The Weah administration has already reaffirmed its commitment to the One China Policy; and the former Information minister suggests that maintaining the policy would amass more rewards for the country.
“Nothing excites Beijing more than understanding that this relationship is grounded in the one China policy; there should be no deviation, there should be no periphery conversation regarding Taiwan because it will than kill the ties in the manner and form that the wave will be so strong,” Dr. Bropleh said.
No Money for Roads?
The Weah administration is pushing for loans to fund its ambitious road projects, which it says would help resuscitate the economy and alleviate poverty.

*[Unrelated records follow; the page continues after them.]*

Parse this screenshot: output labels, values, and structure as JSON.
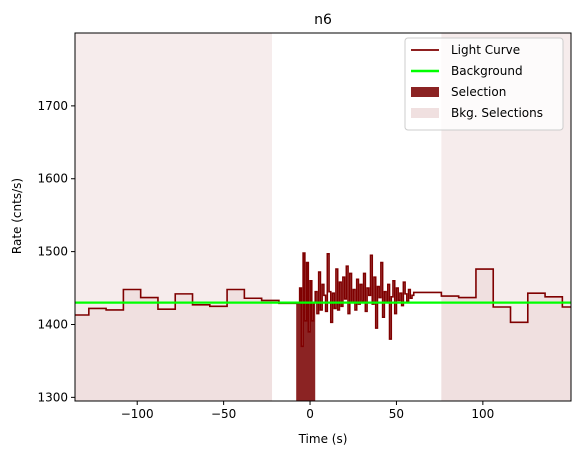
{
  "chart_data": {
    "type": "line",
    "title": "n6",
    "xlabel": "Time (s)",
    "ylabel": "Rate (cnts/s)",
    "xlim": [
      -136,
      151
    ],
    "ylim": [
      1295,
      1800
    ],
    "xticks": [
      -100,
      -50,
      0,
      50,
      100
    ],
    "yticks": [
      1300,
      1400,
      1500,
      1600,
      1700
    ],
    "grid": false,
    "legend_position": "top-right",
    "colors": {
      "light_curve": "#7f0000",
      "background": "#00ff00",
      "selection": "#8b2323",
      "bkg_selection": "#f0e0e0"
    },
    "legend": [
      {
        "label": "Light Curve",
        "kind": "line",
        "color": "#7f0000"
      },
      {
        "label": "Background",
        "kind": "line",
        "color": "#00ff00"
      },
      {
        "label": "Selection",
        "kind": "patch",
        "color": "#8b2323"
      },
      {
        "label": "Bkg. Selections",
        "kind": "patch",
        "color": "#f0e0e0"
      }
    ],
    "series": [
      {
        "name": "Light Curve",
        "step": "post",
        "x": [
          -136,
          -128,
          -118,
          -108,
          -98,
          -88,
          -78,
          -68,
          -58,
          -48,
          -38,
          -28,
          -18,
          -6,
          -5,
          -4,
          -3,
          -2,
          -1,
          0,
          1,
          2,
          3,
          4,
          5,
          6,
          7,
          8,
          9,
          10,
          11,
          12,
          13,
          14,
          15,
          16,
          17,
          18,
          19,
          20,
          21,
          22,
          23,
          24,
          25,
          26,
          27,
          28,
          29,
          30,
          31,
          32,
          33,
          34,
          35,
          36,
          37,
          38,
          39,
          40,
          41,
          42,
          43,
          44,
          45,
          46,
          47,
          48,
          49,
          50,
          51,
          52,
          53,
          54,
          55,
          56,
          57,
          58,
          59,
          60,
          76,
          86,
          96,
          106,
          116,
          126,
          136,
          146,
          151
        ],
        "y": [
          1413,
          1422,
          1420,
          1448,
          1437,
          1421,
          1442,
          1427,
          1425,
          1448,
          1436,
          1433,
          1429,
          1450,
          1370,
          1498,
          1405,
          1485,
          1390,
          1460,
          1405,
          1430,
          1445,
          1415,
          1472,
          1420,
          1455,
          1440,
          1418,
          1497,
          1445,
          1403,
          1443,
          1422,
          1476,
          1420,
          1458,
          1425,
          1465,
          1435,
          1480,
          1415,
          1470,
          1430,
          1448,
          1420,
          1462,
          1428,
          1455,
          1432,
          1470,
          1418,
          1450,
          1440,
          1495,
          1428,
          1465,
          1395,
          1452,
          1437,
          1485,
          1410,
          1445,
          1430,
          1455,
          1380,
          1438,
          1460,
          1415,
          1450,
          1433,
          1443,
          1426,
          1458,
          1442,
          1432,
          1448,
          1436,
          1440,
          1444,
          1439,
          1437,
          1476,
          1424,
          1403,
          1443,
          1438,
          1424,
          1410
        ]
      },
      {
        "name": "Background",
        "x": [
          -136,
          151
        ],
        "y": [
          1430,
          1430
        ]
      }
    ],
    "selection": {
      "label": "Selection",
      "x": [
        -8,
        3
      ]
    },
    "bkg_selections": [
      {
        "label": "Bkg. Selections",
        "x": [
          -136,
          -22
        ]
      },
      {
        "label": "Bkg. Selections",
        "x": [
          76,
          151
        ]
      }
    ]
  }
}
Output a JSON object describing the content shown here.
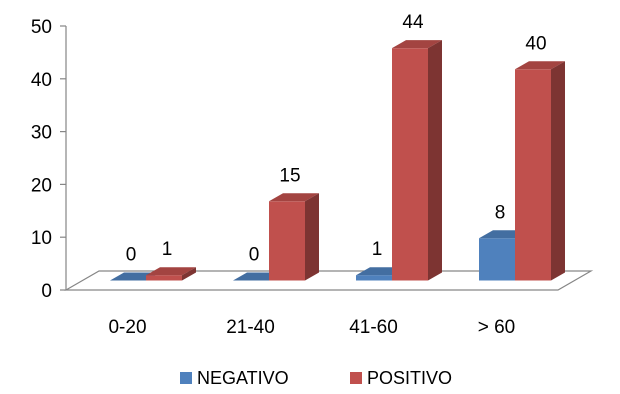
{
  "chart_data": {
    "type": "bar",
    "title": "",
    "xlabel": "",
    "ylabel": "",
    "categories": [
      "0-20",
      "21-40",
      "41-60",
      "> 60"
    ],
    "series": [
      {
        "name": "NEGATIVO",
        "values": [
          0,
          0,
          1,
          8
        ],
        "color": "#4f81bd"
      },
      {
        "name": "POSITIVO",
        "values": [
          1,
          15,
          44,
          40
        ],
        "color": "#c0504d"
      }
    ],
    "ylim": [
      0,
      50
    ],
    "yticks": [
      0,
      10,
      20,
      30,
      40,
      50
    ],
    "grid": false,
    "legend": "bottom",
    "style": "3d-clustered-column"
  }
}
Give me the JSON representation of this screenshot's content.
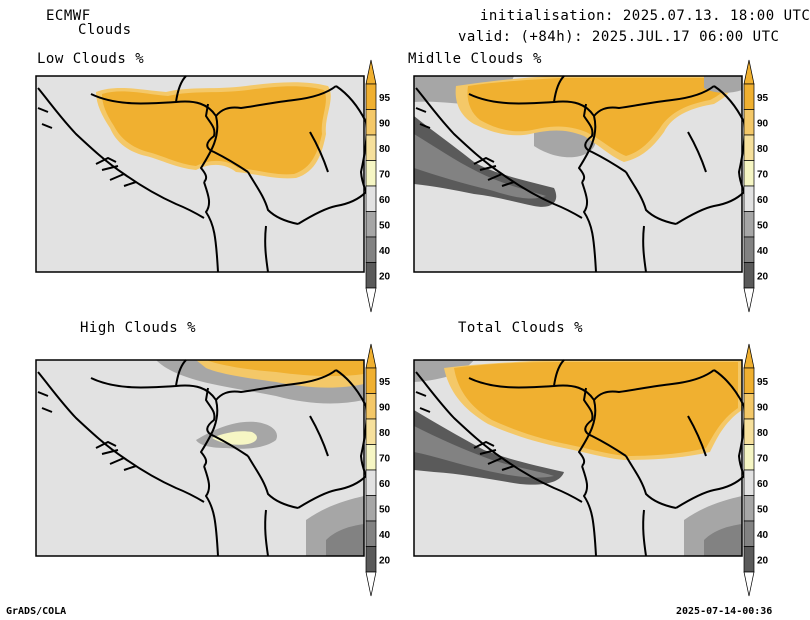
{
  "header": {
    "model": "ECMWF",
    "product": "Clouds",
    "init_line": "initialisation: 2025.07.13. 18:00 UTC",
    "valid_line": "valid: (+84h): 2025.JUL.17 06:00 UTC"
  },
  "panels": [
    {
      "title": "Low Clouds %"
    },
    {
      "title": "Midlle Clouds %"
    },
    {
      "title": "High Clouds %"
    },
    {
      "title": "Total Clouds %"
    }
  ],
  "colorbar": {
    "labels": [
      "95",
      "90",
      "80",
      "70",
      "60",
      "50",
      "40",
      "20"
    ],
    "colors": {
      "c95": "#f0b030",
      "c90": "#f4c868",
      "c80": "#f6e09c",
      "c70": "#f6f6c4",
      "c60": "#e2e2e2",
      "c50": "#a6a6a6",
      "c40": "#828282",
      "c20": "#5a5a5a"
    }
  },
  "footer": {
    "left": "GrADS/COLA",
    "right": "2025-07-14-00:36"
  }
}
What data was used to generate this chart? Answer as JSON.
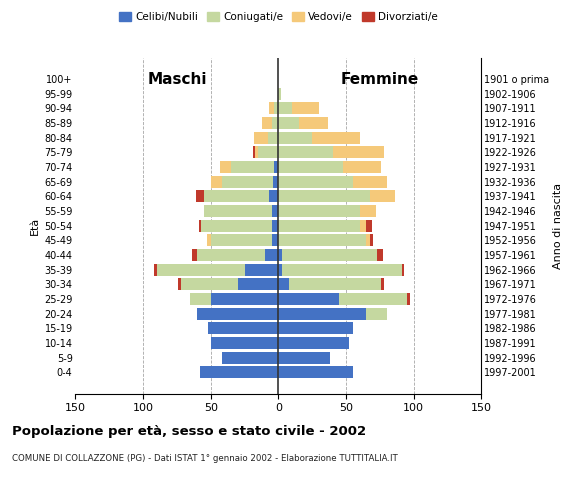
{
  "age_groups": [
    "0-4",
    "5-9",
    "10-14",
    "15-19",
    "20-24",
    "25-29",
    "30-34",
    "35-39",
    "40-44",
    "45-49",
    "50-54",
    "55-59",
    "60-64",
    "65-69",
    "70-74",
    "75-79",
    "80-84",
    "85-89",
    "90-94",
    "95-99",
    "100+"
  ],
  "birth_years": [
    "1997-2001",
    "1992-1996",
    "1987-1991",
    "1982-1986",
    "1977-1981",
    "1972-1976",
    "1967-1971",
    "1962-1966",
    "1957-1961",
    "1952-1956",
    "1947-1951",
    "1942-1946",
    "1937-1941",
    "1932-1936",
    "1927-1931",
    "1922-1926",
    "1917-1921",
    "1912-1916",
    "1907-1911",
    "1902-1906",
    "1901 o prima"
  ],
  "males_celibi": [
    58,
    42,
    50,
    52,
    60,
    50,
    30,
    25,
    10,
    5,
    5,
    5,
    7,
    4,
    3,
    0,
    0,
    0,
    0,
    0,
    0
  ],
  "males_coniugati": [
    0,
    0,
    0,
    0,
    0,
    15,
    42,
    65,
    50,
    45,
    52,
    50,
    48,
    38,
    32,
    15,
    8,
    5,
    3,
    0,
    0
  ],
  "males_vedovi": [
    0,
    0,
    0,
    0,
    0,
    0,
    0,
    0,
    0,
    3,
    0,
    0,
    0,
    8,
    8,
    2,
    10,
    7,
    4,
    0,
    0
  ],
  "males_divorziati": [
    0,
    0,
    0,
    0,
    0,
    0,
    2,
    2,
    4,
    0,
    2,
    0,
    6,
    0,
    0,
    2,
    0,
    0,
    0,
    0,
    0
  ],
  "females_nubili": [
    55,
    38,
    52,
    55,
    65,
    45,
    8,
    3,
    3,
    0,
    0,
    0,
    0,
    0,
    0,
    0,
    0,
    0,
    0,
    0,
    0
  ],
  "females_coniugate": [
    0,
    0,
    0,
    0,
    15,
    50,
    68,
    88,
    70,
    65,
    60,
    60,
    68,
    55,
    48,
    40,
    25,
    15,
    10,
    2,
    0
  ],
  "females_vedove": [
    0,
    0,
    0,
    0,
    0,
    0,
    0,
    0,
    0,
    3,
    5,
    12,
    18,
    25,
    28,
    38,
    35,
    22,
    20,
    0,
    0
  ],
  "females_divorziate": [
    0,
    0,
    0,
    0,
    0,
    2,
    2,
    2,
    4,
    2,
    4,
    0,
    0,
    0,
    0,
    0,
    0,
    0,
    0,
    0,
    0
  ],
  "colors": {
    "celibi": "#4472C4",
    "coniugati": "#C5D8A0",
    "vedovi": "#F5C97A",
    "divorziati": "#C0392B"
  },
  "title": "Popolazione per età, sesso e stato civile - 2002",
  "subtitle": "COMUNE DI COLLAZZONE (PG) - Dati ISTAT 1° gennaio 2002 - Elaborazione TUTTITALIA.IT",
  "label_maschi": "Maschi",
  "label_femmine": "Femmine",
  "ylabel_left": "Età",
  "ylabel_right": "Anno di nascita",
  "xlim": 150,
  "background_color": "#ffffff"
}
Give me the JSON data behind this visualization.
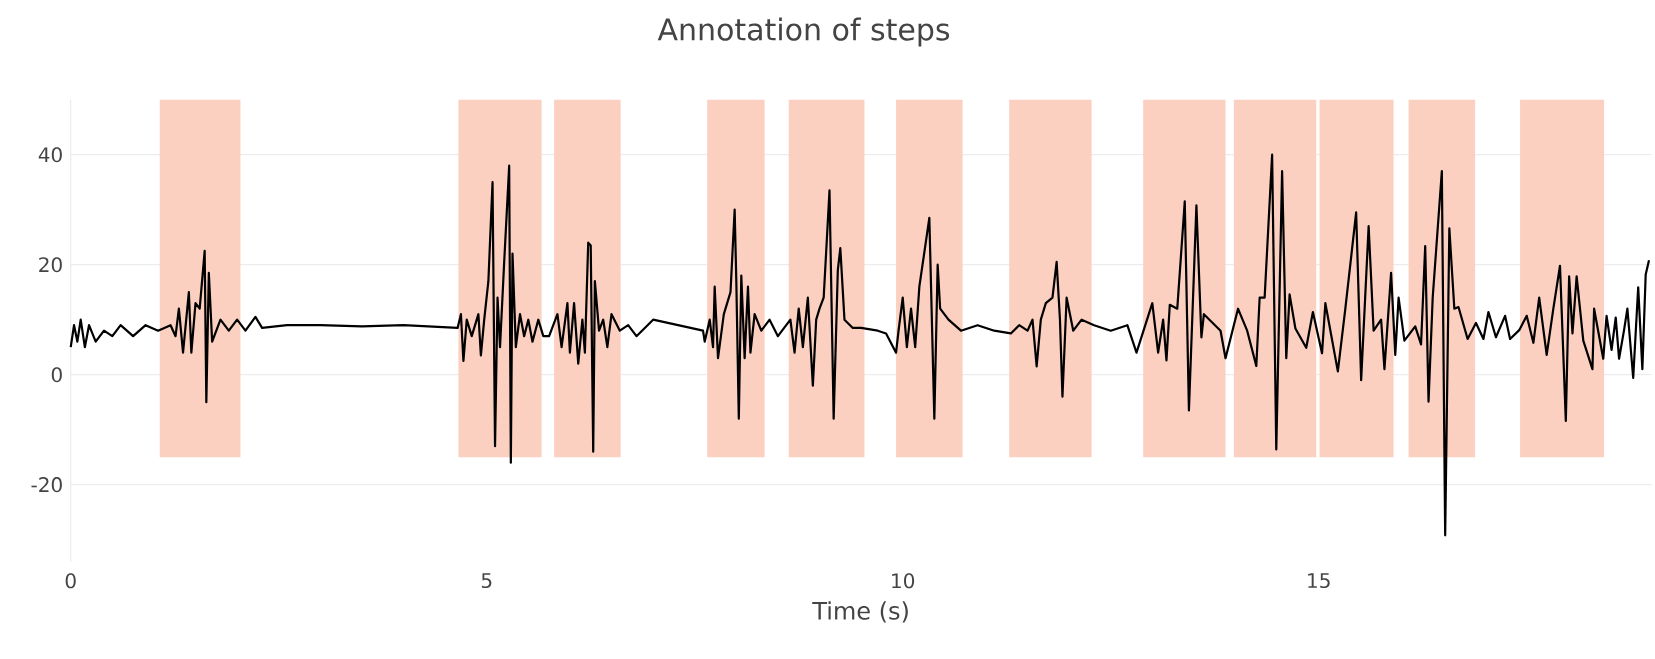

But it has experienced turbulence in sourcing loans from questionable and controversial private lenders. Some economists have suggested that the government turns to traditional financial institutions or countries like China.
It is unclear what is unfolding behind the scene in Beijing regarding President Weah’s pitch for his road agenda, which is said to be at the top of the list he took with him on the plane to Beijing.
Dr. Konneh insists that proffering proposals that are feasible would lure the necessary funding from the pool of fund put forward by the Chinese.
“This is a soft loan, so they have to guide you in such a way that will ensure that you payback the money and that’s why they call it a win-win cooperation,” he said.
Meanwhile, Dr. Bropleh recalled that the Chinese government proposed during the Sirleaf’s administration that it would have helped construct Liberia’s coastal highway.
Serving as Minister of Information at the time, he claims to have participated in some of the early conversations about the road proposal, which he said, was put at US$400 million.
“I know that in 2006-2007, the Chinese government proposed to Liberia its support for the coastal highway – I know that for a fact. What I would like to see is the revitalization of the remnant of that conversation,” he suggested.
“The Chinese had said at the time that they couldn’t raise all of that [money] but they were willing to come with a substantial portion of that. I think Minister Findley (Foreign Minister), Minister Tweah (Finance Minister) and President Weah can begin to have some conversations to see if there can be any revitalization of those conversations.”
But the Chinese ambassador to Liberia, in an interview with FrontPage Africa early this year, said that it would only loan money for projects that are sustainable.
Said Ambassador Fu Jijun: “My personal opinion is that it will be much better than just building the road to be used free. The road should contribute to the revenue and pay back the loan.”
He suggested that concessional loan proposals should show how new roads could payback, and this would require rigorous assessment and subsequent approval by a particular Chinese bank.
Economists have put road as a major binding constraint impeding Liberia’s economic growth, at the same time, there are suspicions about accruing hefty debates that wouldn’t be payback.
Bropleh says during the 2006-2007 discussions for the coastal highway with the Chinese, there were proposals to erect tolls to generate revenue from the roads.